The back story on Gov. Bobby Jindal

Special to WorldTribune.com

Governor Jindal also gave Louisiana a shot of confidence. I fled that state after the Edwin Edwards vs. David Duke race where my parents had a sticker on the back of their car “Vote for the Crook. It’s Important.” I never even considered I could return home to what I considered a third world hell hole. Hell, a family down the road from us literally kept a cow on a cinderblock in the front yard for milk. Everyone I went to high school with it seems either wound up working for the state, working for Exxon, or going to jail. Louisiana was a state without a lot of hope. …
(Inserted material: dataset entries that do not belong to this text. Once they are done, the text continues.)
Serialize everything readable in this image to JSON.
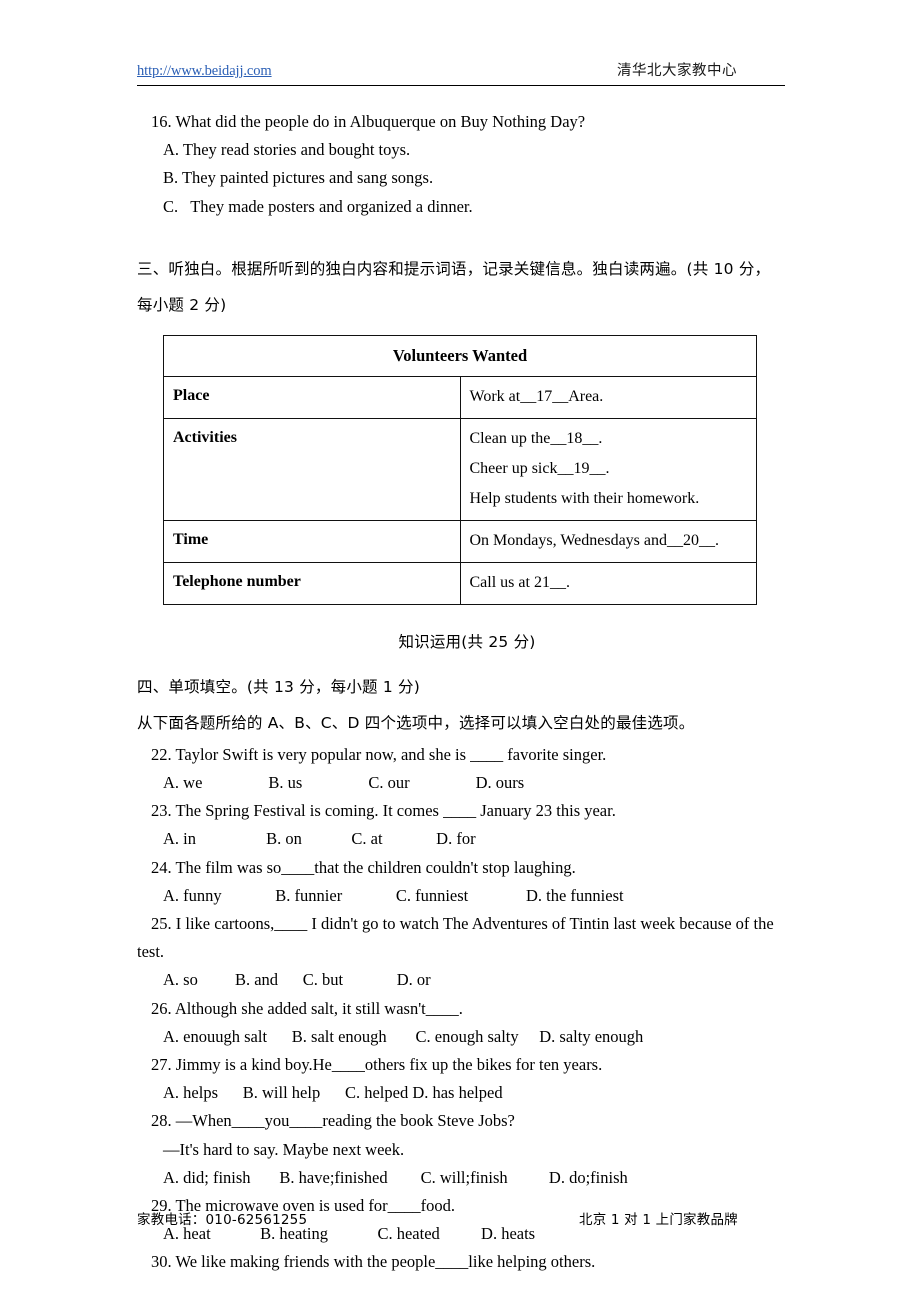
{
  "header": {
    "url": "http://www.beidajj.com",
    "org": "清华北大家教中心"
  },
  "footer": {
    "phone": "家教电话：010-62561255",
    "slogan": "北京 1 对 1 上门家教品牌"
  },
  "listening": {
    "q16": {
      "stem": "16. What did the people do in Albuquerque on Buy Nothing Day?",
      "a": "A. They read stories and bought toys.",
      "b": "B. They painted pictures and sang songs.",
      "c": "C.   They made posters and organized a dinner."
    },
    "section3_line1": "三、听独白。根据所听到的独白内容和提示词语，记录关键信息。独白读两遍。(共 10 分，",
    "section3_line2": "每小题 2 分)"
  },
  "table": {
    "title": "Volunteers Wanted",
    "rows": [
      {
        "label": "Place",
        "lines": [
          "Work at__17__Area."
        ]
      },
      {
        "label": "Activities",
        "lines": [
          "Clean up the__18__.",
          "Cheer up sick__19__.",
          "Help students with their homework."
        ]
      },
      {
        "label": "Time",
        "lines": [
          "On Mondays, Wednesdays and__20__."
        ]
      },
      {
        "label": "Telephone number",
        "lines": [
          "Call us at 21__."
        ]
      }
    ]
  },
  "knowledge": {
    "heading": "知识运用(共 25 分)",
    "section4": "四、单项填空。(共 13 分，每小题 1 分)",
    "instruction": "从下面各题所给的 A、B、C、D 四个选项中，选择可以填入空白处的最佳选项。"
  },
  "questions": [
    {
      "stem": "22. Taylor Swift is very popular now, and she is ____ favorite singer.",
      "options": "A. we                B. us                C. our                D. ours"
    },
    {
      "stem": "23. The Spring Festival is coming. It comes ____ January 23 this year.",
      "options": "A. in                 B. on            C. at             D. for"
    },
    {
      "stem": "24. The film was so____that the children couldn't stop laughing.",
      "options": "A. funny             B. funnier             C. funniest              D. the funniest"
    },
    {
      "stem": "25. I like cartoons,____ I didn't go to watch The Adventures of Tintin last week because of the",
      "stem_cont": "test.",
      "options": "A. so         B. and      C. but             D. or"
    },
    {
      "stem": "26. Although she added salt, it still wasn't____.",
      "options": "A. enouugh salt      B. salt enough       C. enough salty     D. salty enough"
    },
    {
      "stem": "27. Jimmy is a kind boy.He____others fix up the bikes for ten years.",
      "options": "A. helps      B. will help      C. helped D. has helped"
    },
    {
      "stem": "28. —When____you____reading the book Steve Jobs?",
      "stem_cont": "—It's hard to say. Maybe next week.",
      "options": "A. did; finish       B. have;finished        C. will;finish          D. do;finish"
    },
    {
      "stem": "29. The microwave oven is used for____food.",
      "options": "A. heat            B. heating            C. heated          D. heats"
    },
    {
      "stem": "30. We like making friends with the people____like helping others.",
      "options": ""
    }
  ]
}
Gov. Bobby Jindal. / Tyler Andrews
Gov. Bobby Jindal. / Tyler Andrews

After Katrina, the Democrats in the state imploded. The old ways and old bureaucracy collapsed. Bobby Jindal kiar lost to Kathleen Blanco in his first run for governor. The Democrats ran a blatantly racist campaign in which they intentionally darkened Bobby’s skin in mail pieces and referred to him as “Piyush Jindal,” which is his actual given name that no one calls him. In 2007, Bobby came back to beat Blanco after Katrina. He never looked back.

Bobby Jindal oversaw a fundamental transformation in Louisiana. State industries were downsized and privatized. People were forced to compete in the private sector. The state payroll stopped serving as an extension of the welfare state. Ethics reforms were pushed through the legislature quickly. Legislators fought Jindal, but Jindal used his mandate effectively for change. Soon, businesses started pouring into Louisiana. More and more industry came in providing more and more people a way out of poverty. …

At the age of 24, Bobby Jindal became the Secretary of the Louisiana Department of Health and Hospitals. At 28, he was the president of the University of Louisiana System, overseeing more than 80,000 college students in the state. At 30, President Bush appointed him Assistant Secretary of Health and Human Services. By 33, he had become a congressman. He was a Governor before turning 37. It is a pretty damning indictment on the whole debate process this year that a man with that resume could not make it on the main debate stage in any of the Republican debates.

Bobby Jindal is the smartest Governor in America, one of the great reformers of the twenty-first century, and a genuinely kind soul. He . . . may not be the man Louisiana wants right now, but he is Governor the state needed. I probably will never move home, but I know now that I could. It is thanks to the single minded determination of a native son of the Bayou State whose parents were immigrants to our nation. I suspect we have not heard the last from Bobby Jindal and it would be our loss if this was the end of his career in politics.